© copyright 1994 W.J.Bethancourt III
It seems that, not too long ago (yes, Unca Wu, it was in a Galaxy far too close for comfort) there lived a large, green, scaly skinned Monster... ..named Fred.
FRED THE MONSTER!
(insert Ominous Music of your choice)
Fred was not happy. He lived in the sewers and subways of New York City, and this, to his mind, was not cool.
It was even more uncool that, every time he would say hello to people, they would invariably shriek:
"EEEEK! It's a green, scaly skinned Monster come to eat us up!" and run away. Even New York cab-drivers would run away.
Fred was THAT ugly!
This meant that Fred had no friends....except one Witch that lived in the East Village. So he went to her for help.
He knocked on her apartment door, and, when she answered, said pleadingly:
"O Witch of the East (Village, that is) can you help me? People run and scream when they see me, and I can't make any friends! Is it my breath, or something?"
Fred looked down at his shoes. (yes, he wore shoes. Size 235 HUGE.)
The Witch looked at him, shuddered at his breath, and said "Let's have a look in the Magick Crystal Ball (Pat. Pend.)"
She looked, and stepped back in amazement.
"Fred," she said," You aren't really a monster!"
"Oh Boy!" thought Fred, "I'm a Prince! Under enchantment, even!"
"How do I get changed back into my real form?" Fred asked.....his eyes were as big as streetlights with eagerness....
"You must break bread with a human being.....I don't count, 'cause I live in the East Village." said the Witch.
"RIGHT!" said Fred. " I can just see it now: I ask a person to have dinner and they'll think they are the main course! A fat lot of help you are!"
And Fred sadly turned, and walked down the street, tears dripping off his nose and falling in the oil-stained puddles on the concrete.
His heart felt like Death inside him, and his soul was disturbed.
(Note: last passage was Literary Stuff...)

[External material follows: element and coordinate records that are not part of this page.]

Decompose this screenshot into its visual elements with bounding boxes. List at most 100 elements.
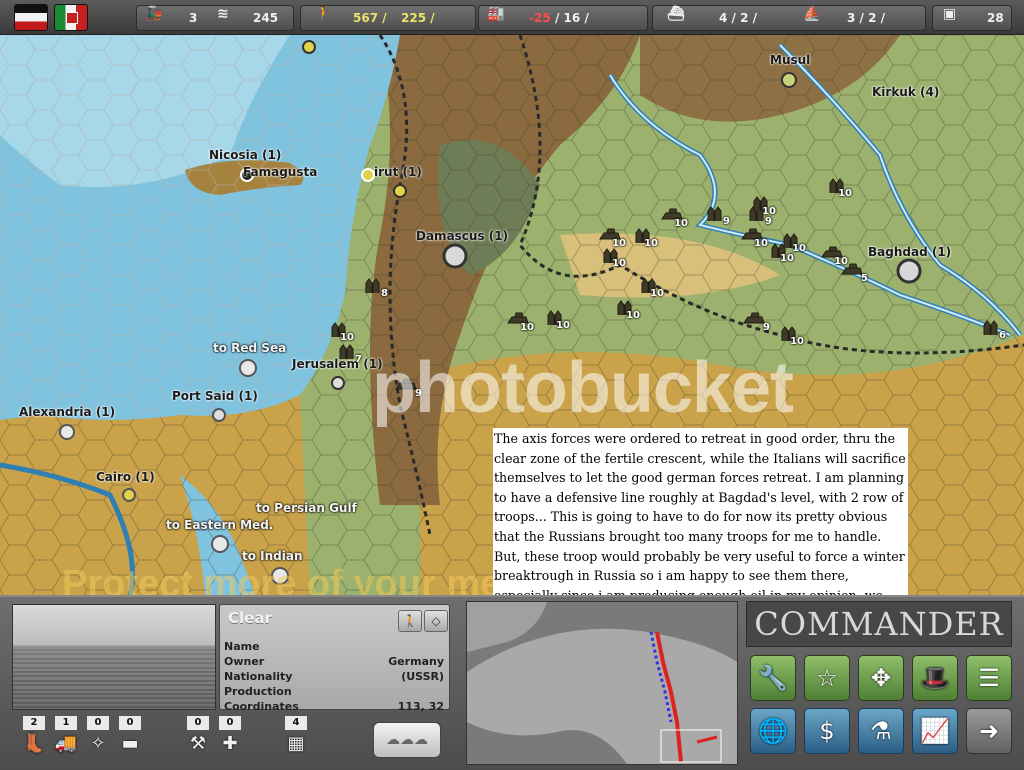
italy-flag-icon[interactable] [54,4,88,31]
unit-strength: 10 [838,188,852,199]
motorized-count[interactable]: 1 🚚 [54,715,82,761]
commander-logo: COMMANDER [746,601,1012,647]
unit-strength: 10 [762,206,776,217]
unit-strength: 9 [763,322,770,333]
list-button[interactable]: ☰ [966,655,1012,701]
statistics-chart-button[interactable]: 📈 [912,708,958,754]
unit-strength: 8 [381,288,388,299]
city-port-said[interactable]: Port Said (1) [172,389,258,403]
exit-eastern-med[interactable]: to Eastern Med. [166,518,273,532]
industry-change: -25 [529,11,551,25]
unit-counter[interactable]: 10 [748,193,776,217]
unit-counter[interactable]: 6 [978,317,1006,341]
train-icon: 🚂 [145,6,163,22]
unit-strength: 9 [415,388,422,399]
unit-counter[interactable]: 10 [778,230,806,254]
industry-panel: 🏭 -25 / 16 / [478,5,648,31]
city-famagusta[interactable]: Famagusta [243,165,317,179]
unit-counter[interactable]: 10 [542,307,570,331]
unit-counter[interactable]: 10 [740,225,768,249]
unit-counter[interactable]: 9 [702,203,730,227]
medical-count[interactable]: 0 ✚ [218,715,246,761]
unit-counter[interactable]: 10 [630,225,658,249]
unit-counter[interactable]: 10 [326,319,354,343]
boot-icon: 👢 [22,733,46,754]
unit-counter[interactable]: 10 [598,225,626,249]
unit-counter[interactable]: 5 [840,260,868,284]
city-cairo[interactable]: Cairo (1) [96,470,155,484]
unit-strength: 10 [626,310,640,321]
unit-strength: 6 [999,330,1006,341]
research-flask-button[interactable]: ⚗ [858,708,904,754]
exit-indian[interactable]: to Indian [242,549,303,563]
battleship-icon: ⛴ [667,6,685,22]
unit-counter[interactable]: 9 [742,309,770,333]
unit-counter[interactable]: 7 [334,341,362,365]
city-beirut[interactable]: irut (1) [374,165,422,179]
minimap-drawing [467,602,737,764]
unit-strength: 10 [556,320,570,331]
manpower-icon: 🚶 [315,6,333,22]
city-nicosia[interactable]: Nicosia (1) [209,148,281,162]
bottom-panel: Clear 🚶 ◇ Name Owner Germany Nationality(… [0,595,1024,770]
minimap[interactable] [466,601,738,765]
city-damascus[interactable]: Damascus (1) [416,229,508,243]
unit-strength: 10 [780,253,794,264]
globe-button[interactable]: 🌐 [750,708,796,754]
cannon-icon: ⚒ [189,733,207,754]
unit-strength: 10 [612,258,626,269]
hex-toggle-button[interactable]: ◇ [424,610,448,632]
transport-ship-icon: ⛵ [803,6,821,22]
infantry-count[interactable]: 2 👢 [22,715,50,761]
manpower-panel: 🚶 567 / 225 / [300,5,476,31]
industry-value: / 16 / [555,11,589,25]
unit-strength: 9 [765,216,772,227]
terrain-title: Clear [228,609,272,627]
unit-strength: 9 [723,216,730,227]
prestige-count: 28 [987,11,1004,25]
germany-flag-icon[interactable] [14,4,48,31]
prestige-panel: ▣ 28 [932,5,1012,31]
unit-counter[interactable]: 8 [360,275,388,299]
naval-panel: ⛴ 4 / 2 / ⛵ 3 / 2 / [652,5,926,31]
cross-icon: ✚ [222,733,238,754]
unit-counter[interactable]: 10 [598,245,626,269]
diplomacy-hat-button[interactable]: 🎩 [912,655,958,701]
terrain-preview-image [12,604,216,710]
unit-counter[interactable]: 10 [636,275,664,299]
unit-counter[interactable]: 10 [660,205,688,229]
city-musul[interactable]: Musul [770,53,810,67]
transport-money-panel: 🚂 3 ≋ 245 [136,5,294,31]
unit-strength: 10 [644,238,658,249]
unit-counter[interactable]: 9 [394,375,422,399]
move-arrows-button[interactable]: ✥ [858,655,904,701]
city-baghdad[interactable]: Baghdad (1) [868,245,951,259]
money-count: 245 [253,11,279,25]
repair-wrench-button[interactable]: 🔧 [750,655,796,701]
crates-icon: ▦ [287,733,305,754]
unit-strength: 10 [520,322,534,333]
tank-icon: ▬ [121,733,139,754]
unit-counter[interactable]: 10 [776,323,804,347]
factory-icon: 🏭 [487,6,505,22]
finance-dollar-button[interactable]: $ [804,708,850,754]
city-kirkuk[interactable]: Kirkuk (4) [872,85,939,99]
artillery-count[interactable]: 0 ⚒ [186,715,214,761]
unit-counter[interactable]: 10 [824,175,852,199]
armor-count[interactable]: 0 ▬ [118,715,146,761]
star-button[interactable]: ☆ [804,655,850,701]
end-turn-arrow-button[interactable]: ➜ [966,708,1012,754]
exit-red-sea[interactable]: to Red Sea [213,341,286,355]
exit-persian-gulf[interactable]: to Persian Gulf [256,501,357,515]
weather-indicator-icon[interactable]: ☁☁☁ [373,722,441,758]
naval-count-2: 3 / 2 / [847,11,885,25]
unit-counter[interactable]: 10 [612,297,640,321]
unit-strength: 10 [650,288,664,299]
city-alexandria[interactable]: Alexandria (1) [19,405,115,419]
recon-count[interactable]: 0 ✧ [86,715,114,761]
hex-info-panel: Clear 🚶 ◇ Name Owner Germany Nationality(… [219,604,450,713]
coins-icon: ≋ [217,6,229,22]
unit-info-button[interactable]: 🚶 [398,610,422,632]
unit-counter[interactable]: 10 [506,309,534,333]
supply-count[interactable]: 4 ▦ [284,715,312,761]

Then, he saw a Sign on the door of a Hotel:
THE UMPTY-UPMPT WORLD SCIENCE FICTION CONVENTION!
COSTUME BALL TONITE!
FREE FOOD AND BHEER!
Well....um....nothing will draw green, scaly skinned monsters out of the woodwork faster than free Bheer, so in he went, and in no time at all, they had dragged him up to receive First Prize for the finest Costume, both Ball and Hall, at the WorldCon. Ever. (Except for the 359 person presentation of Hookers of Gor, of course.....*sigh*)

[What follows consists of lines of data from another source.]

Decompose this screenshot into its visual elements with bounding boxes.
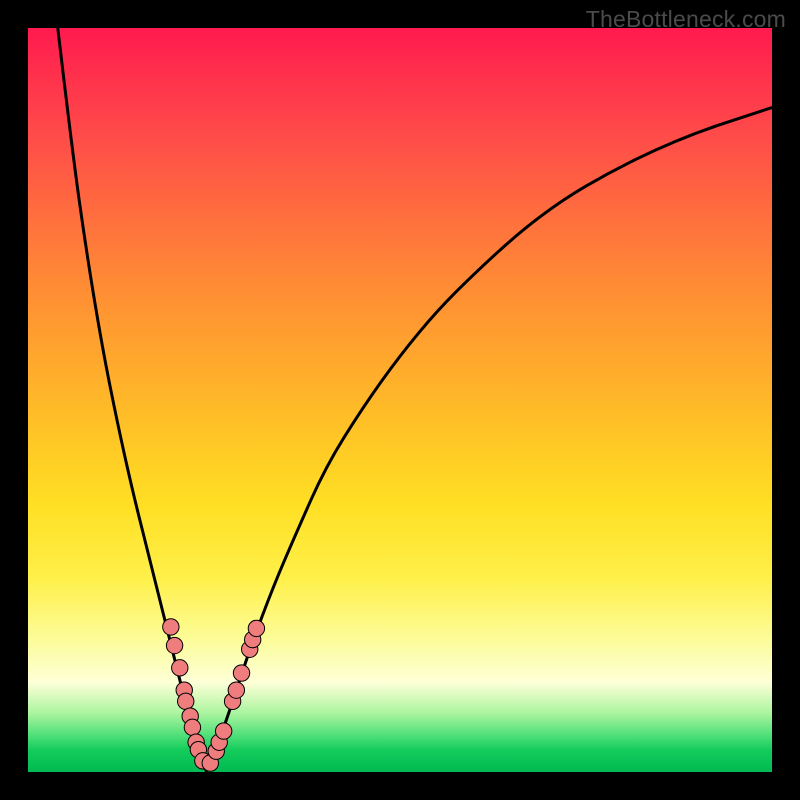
marker-group xyxy=(163,619,265,772)
curve-overlay xyxy=(28,28,772,772)
data-marker xyxy=(172,660,188,676)
data-marker xyxy=(215,723,231,739)
data-marker xyxy=(178,693,194,709)
data-marker xyxy=(228,682,244,698)
data-marker xyxy=(233,665,249,681)
data-marker xyxy=(184,719,200,735)
outer-frame: TheBottleneck.com xyxy=(0,0,800,800)
plot-area xyxy=(28,28,772,772)
curve-right-branch xyxy=(207,108,772,772)
data-marker xyxy=(166,637,182,653)
data-marker xyxy=(163,619,179,635)
data-marker xyxy=(248,620,264,636)
watermark-text: TheBottleneck.com xyxy=(586,6,786,33)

Fred stood there, holding the trophy, when Steven Spielberg walked up, and said "Fred! That's GREAT FX work! Come down to the Coffee Lounge, we'll have a bite to eat, and let's talk about you working for me!"
(a pregnant pause!)
(OK, so maybe a not-so-pregnant pause?)
So they went to the Lounge, ordered food, and Spielberg took a bite of his sandwich, and Fred took a bite of his sandwich, there was a flash of light, a puff of smoke, a clap of thunder, a hearty "Hi-Yo Silver," the waitress ducked, and Fred was immediately changed into...........
............a large, very green, Frog.
Moral: Know who you really are, even if you're not sure.